As we know, the spring and summer of 2015 on Vancouver Island has produced precedent-setting drought conditions and high temperatures, resulting in water shortages and restrictions. This weather pattern has also forced bans on open burning, low flow warnings for rivers, streams and other water courses and resulted in serious wildfires on Vancouver Island that threaten communities. And it appears that the majority of current fires were most likely caused by human activity. As I write this entry, there are over 200 wildfires burning throughout British Columbia.
In Oak Bay, while it is an urban community with limited wild lands and forested areas, we have urban parkland that is largely natural habitat that interfaces with residential settlement. Anderson Hill and Uplands Park quickly come to mind as areas that could be at risk from an urban interface wildfire, particularly if the current drought continues into the fall. While Oak Bay’s Parks department does an excellent job of maintaining our local parks, wildfires are a real concern.

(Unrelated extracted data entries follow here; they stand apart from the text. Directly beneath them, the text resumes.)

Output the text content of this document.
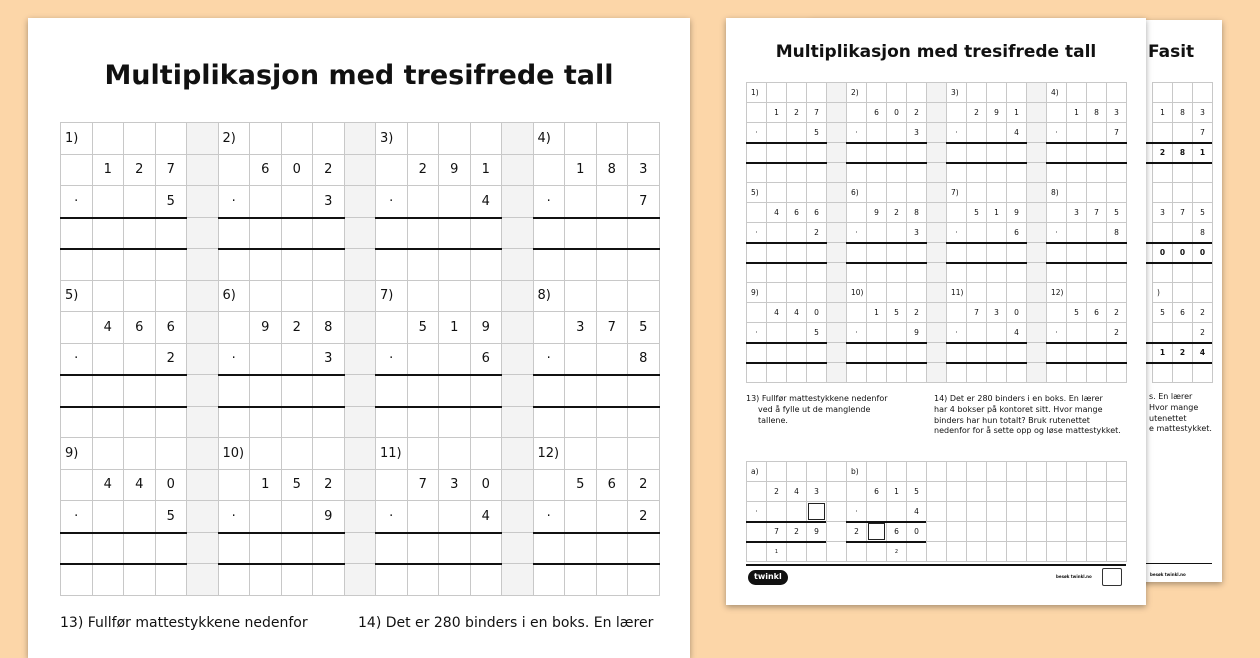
Fasit
1	8	3
7
2	8	1
3	7	5
8
0	0	0
)
5	6	2
2
1	2	4
s. En lærer
Hvor mange
utenettet
e mattestykket.
besøk twinkl.no
Multiplikasjon med tresifrede tall
1)
1	2	7
·	5
2)
6	0	2
·	3
3)
2	9	1
·	4
4)
1	8	3
·	7
5)
4	6	6
·	2
6)
9	2	8
·	3
7)
5	1	9
·	6
8)
3	7	5
·	8
9)
4	4	0
·	5
10)
1	5	2
·	9
11)
7	3	0
·	4
12)
5	6	2
·	2
13) Fullfør mattestykkene nedenfor	14) Det er 280 binders i en boks. En lærer
Multiplikasjon med tresifrede tall
1)
1	2	7
·	5
2)
6	0	2
·	3
3)
2	9	1
·	4
4)
1	8	3
·	7
5)
4	6	6
·	2
6)
9	2	8
·	3
7)
5	1	9
·	6
8)
3	7	5
·	8
9)
4	4	0
·	5
10)
1	5	2
·	9
11)
7	3	0
·	4
12)
5	6	2
·	2
13) Fullfør mattestykkene nedenfor
ved å fylle ut de manglende
tallene.
14) Det er 280 binders i en boks. En lærer
har 4 bokser på kontoret sitt. Hvor mange
binders har hun totalt? Bruk rutenettet
nedenfor for å sette opp og løse mattestykket.
a)
2	4	3
·
7	2	9
1
b)
6	1	5
·	4
2	6	0
2
twinkl	besøk twinkl.no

I recommend that Council may want to consider designing a development permitting process that regulates development in the context of Wildland Urban Interface fire prevention. Which leads me to the following questions:
- Does your local government have a plan to designate areas that are at risk for an urban interface wildfire?
- Are the appropriate planning tools in place to mitigate the effects of development in such high risk areas?
These are good questions for all municipalities and districts in the CRD. Local fire departments can also provide valuable information that addresses not only fire prevention but also emergency planning.
I encourage you to contact your municipality or regional district to find out more about Wildland Urban Interface fires and what your community is doing to address the potential hazards and risks of local wildfires.